Gibborim: this is merely a descriptive term for might/mighty and so isn’t an ontological reference to, “large people…supernatural hybrids…immense”: it’s applies to Angels, humans such as Gideon, Boaz, some of David’s soldiers, etc., and to God Himself.
Rephaim: “large…immense” are as vague, generic, subjective, and multi-usage as giants. What we’re contextually told about them is that they, on average, were “tall” (Deut 2) subjective to the average Israelite male who was 5.0-5.3 ft. in those days. There’s no indication that they were, “supernatural hybrids”: Nephilim were strictly pre-flood hybrids, Rephaim were strictly post-flood humans, and there’s zero correlation between them.
Zack Duncan makes the interesting point that, “To many Second Temple Jews, mythology from other cultures was neither true nor fiction. It was a distorted record of the pre-flood world as told through the corrupted lens of the fallen Watchers.” Indeed, pre-Tower of Babel, humanity lived in relative proximity but thereafter we spread abroad taking with us what was then commonly known and shared history which, with time and telling (and aggrandized augmentation) became myth and legend.
He lists the Mesopotamian Apkallū characters amongst those with, “similar parallels to the bene elohim and Nephilim” but that is actually a huge issue that’s often watered down due to hyper-focusing on one of the various mythologies about them: see the appendix in my book What Does the Bible Say About Giants and Nephilim? A Styled Giantology and Nephilology
It’s also tricky to appeal to the Epic of Gilgamesh since the first issue to iron out is: which version of that epic. He notes, “Gilgamesh shows up the Book of Giants, fragments of which were found among the Dead Sea Scrolls…He is named as one of the pre-flood Nephilim who has nightmares of a coming divine judgment and flood.” This folklore doesn’t match reality since if Gilgamesh was a pre-flood Nephil then he didn’t survive it as he’s said to have done since God didn’t fail, didn’t miss a loophole, the flood wasn’t much of a waste, etc., etc., etc. Also, we’re told five times who survived but Nephilim aren’t on those lists Gen 7:7, 23; Heb 11:7; 1 Peter 3:20 & 2 Peter 2:5.

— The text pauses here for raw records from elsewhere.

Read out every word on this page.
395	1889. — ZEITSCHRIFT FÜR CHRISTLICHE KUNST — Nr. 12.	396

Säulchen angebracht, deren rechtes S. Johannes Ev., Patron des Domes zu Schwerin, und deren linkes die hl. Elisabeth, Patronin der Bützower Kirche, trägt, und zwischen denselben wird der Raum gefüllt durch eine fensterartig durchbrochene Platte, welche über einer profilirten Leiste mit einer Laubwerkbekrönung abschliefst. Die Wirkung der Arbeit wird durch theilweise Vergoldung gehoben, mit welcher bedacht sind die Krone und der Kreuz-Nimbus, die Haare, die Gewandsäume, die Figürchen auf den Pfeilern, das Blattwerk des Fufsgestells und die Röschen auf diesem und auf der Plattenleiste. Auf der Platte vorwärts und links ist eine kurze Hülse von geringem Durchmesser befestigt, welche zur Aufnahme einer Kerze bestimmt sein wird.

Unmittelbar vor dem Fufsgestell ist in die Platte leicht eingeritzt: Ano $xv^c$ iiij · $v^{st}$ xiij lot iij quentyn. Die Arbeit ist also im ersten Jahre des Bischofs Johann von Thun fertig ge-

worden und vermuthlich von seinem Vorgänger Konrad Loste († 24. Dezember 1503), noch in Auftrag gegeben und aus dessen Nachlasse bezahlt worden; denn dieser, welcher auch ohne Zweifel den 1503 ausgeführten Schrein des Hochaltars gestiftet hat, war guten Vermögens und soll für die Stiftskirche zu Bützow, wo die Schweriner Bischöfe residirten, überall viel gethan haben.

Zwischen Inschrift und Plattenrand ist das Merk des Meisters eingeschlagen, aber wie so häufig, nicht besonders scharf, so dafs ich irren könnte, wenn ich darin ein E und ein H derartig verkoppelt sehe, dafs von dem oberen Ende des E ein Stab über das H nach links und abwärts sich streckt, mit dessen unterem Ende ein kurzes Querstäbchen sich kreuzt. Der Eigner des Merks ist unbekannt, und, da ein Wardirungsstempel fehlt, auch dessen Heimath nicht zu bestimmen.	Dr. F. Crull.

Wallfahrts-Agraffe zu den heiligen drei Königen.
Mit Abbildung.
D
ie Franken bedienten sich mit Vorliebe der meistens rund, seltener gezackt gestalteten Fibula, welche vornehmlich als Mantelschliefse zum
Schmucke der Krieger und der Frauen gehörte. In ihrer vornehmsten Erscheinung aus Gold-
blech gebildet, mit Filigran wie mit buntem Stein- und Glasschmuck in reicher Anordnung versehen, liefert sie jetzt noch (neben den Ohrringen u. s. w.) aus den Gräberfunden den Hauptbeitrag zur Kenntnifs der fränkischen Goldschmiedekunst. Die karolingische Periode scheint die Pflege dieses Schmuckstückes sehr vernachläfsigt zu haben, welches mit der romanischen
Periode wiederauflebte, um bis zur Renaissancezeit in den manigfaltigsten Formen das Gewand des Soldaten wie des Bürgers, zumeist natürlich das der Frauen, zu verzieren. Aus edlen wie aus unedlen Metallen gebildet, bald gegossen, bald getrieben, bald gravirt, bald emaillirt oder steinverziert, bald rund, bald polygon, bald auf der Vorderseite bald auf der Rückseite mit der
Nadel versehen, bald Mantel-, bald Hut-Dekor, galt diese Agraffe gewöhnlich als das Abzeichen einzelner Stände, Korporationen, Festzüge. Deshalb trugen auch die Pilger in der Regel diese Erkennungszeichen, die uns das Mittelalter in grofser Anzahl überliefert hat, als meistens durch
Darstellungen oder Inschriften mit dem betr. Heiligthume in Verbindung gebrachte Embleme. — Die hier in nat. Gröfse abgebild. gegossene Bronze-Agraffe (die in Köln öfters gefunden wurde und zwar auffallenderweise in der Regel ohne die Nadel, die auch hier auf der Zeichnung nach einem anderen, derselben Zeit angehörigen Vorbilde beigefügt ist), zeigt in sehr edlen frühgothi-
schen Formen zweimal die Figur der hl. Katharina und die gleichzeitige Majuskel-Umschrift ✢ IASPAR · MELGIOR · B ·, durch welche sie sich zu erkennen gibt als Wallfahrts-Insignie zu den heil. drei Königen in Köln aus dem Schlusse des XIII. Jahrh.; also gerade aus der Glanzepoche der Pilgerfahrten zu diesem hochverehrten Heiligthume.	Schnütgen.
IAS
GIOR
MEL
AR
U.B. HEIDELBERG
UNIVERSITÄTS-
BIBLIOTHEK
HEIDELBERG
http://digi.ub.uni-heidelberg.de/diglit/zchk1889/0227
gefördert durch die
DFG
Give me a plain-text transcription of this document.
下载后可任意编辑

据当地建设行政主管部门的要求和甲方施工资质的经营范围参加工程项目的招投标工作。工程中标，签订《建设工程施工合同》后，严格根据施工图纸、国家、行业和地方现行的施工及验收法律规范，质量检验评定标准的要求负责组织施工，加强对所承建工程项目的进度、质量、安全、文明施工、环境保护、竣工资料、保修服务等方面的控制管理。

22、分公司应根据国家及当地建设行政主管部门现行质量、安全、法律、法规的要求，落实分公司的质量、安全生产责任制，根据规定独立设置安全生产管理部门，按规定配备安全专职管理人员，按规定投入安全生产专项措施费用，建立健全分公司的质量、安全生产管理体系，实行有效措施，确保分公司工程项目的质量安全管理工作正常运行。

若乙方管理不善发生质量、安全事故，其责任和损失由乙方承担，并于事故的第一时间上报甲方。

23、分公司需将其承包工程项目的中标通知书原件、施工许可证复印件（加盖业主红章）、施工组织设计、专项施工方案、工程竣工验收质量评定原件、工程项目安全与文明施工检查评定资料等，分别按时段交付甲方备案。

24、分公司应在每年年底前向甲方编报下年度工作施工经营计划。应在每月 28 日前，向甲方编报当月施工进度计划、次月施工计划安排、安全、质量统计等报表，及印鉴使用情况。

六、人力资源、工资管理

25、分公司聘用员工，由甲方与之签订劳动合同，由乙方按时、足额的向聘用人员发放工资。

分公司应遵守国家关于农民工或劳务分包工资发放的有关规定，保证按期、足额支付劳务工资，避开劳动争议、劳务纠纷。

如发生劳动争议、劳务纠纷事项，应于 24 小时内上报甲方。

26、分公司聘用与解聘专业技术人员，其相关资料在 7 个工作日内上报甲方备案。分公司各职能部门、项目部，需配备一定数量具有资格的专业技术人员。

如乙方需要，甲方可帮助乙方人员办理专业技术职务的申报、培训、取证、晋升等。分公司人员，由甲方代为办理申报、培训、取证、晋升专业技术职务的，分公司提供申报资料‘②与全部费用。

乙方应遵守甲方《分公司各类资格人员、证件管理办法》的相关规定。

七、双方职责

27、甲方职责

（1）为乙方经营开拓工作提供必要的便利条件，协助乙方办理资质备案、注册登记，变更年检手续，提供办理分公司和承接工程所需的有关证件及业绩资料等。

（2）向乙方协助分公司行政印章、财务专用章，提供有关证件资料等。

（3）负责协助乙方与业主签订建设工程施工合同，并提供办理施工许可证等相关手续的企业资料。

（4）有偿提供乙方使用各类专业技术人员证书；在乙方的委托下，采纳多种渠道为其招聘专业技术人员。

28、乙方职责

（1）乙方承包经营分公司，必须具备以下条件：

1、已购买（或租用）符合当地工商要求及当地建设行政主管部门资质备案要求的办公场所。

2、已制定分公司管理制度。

When it comes to, “The Early Church on Watchers and Nephilim” it’s as I noted above: and I begin my book with a chart of who took which view during late BC and early AD days—circa a millennia’s worth of views.
Zack Duncan notes, “Peter and Jude both reference this belief found in Enoch through their New Testament writings” (although that seems hyperbolic) which I’ll break down to that Jude and 2 Peter 2 combined refer to a sin of Angels, place that sin to pre-flood days and correlate it to sexual sin which occurred after the Angels, “left their first estate,” after which they were incarcerated, and there’s only a one-time fall/sin of Angels in the Bible.
Duncan notes:
For Christians who reject the fallen angel view of the bene elohim, there is an alternative perspective called the “Sethite view.”
This is the idea that the “sons of God” in Genesis 6 were the righteous male descendants of Adam’s son Seth, while the “daughters of humans” were wicked female offspring from Cain. In this view, the Nephilim are not supernatural hybrids but are physically imposing and morally corrupt human rulers.
Critics of the “Sethite view” argue it doesn’t explain the supernatural language of the passages, but it does seem less “weird” and avoids the thorny issue of spiritual beings procreating with humans.
That view is a late-comer based on myth and prejudice. Note that it really teaches that, “righteous male descendants of Adam’s son Seth” weren’t really righteous since they were actually such terrible sinners that their sin served as the premise for the flood: so, that’s rather odd.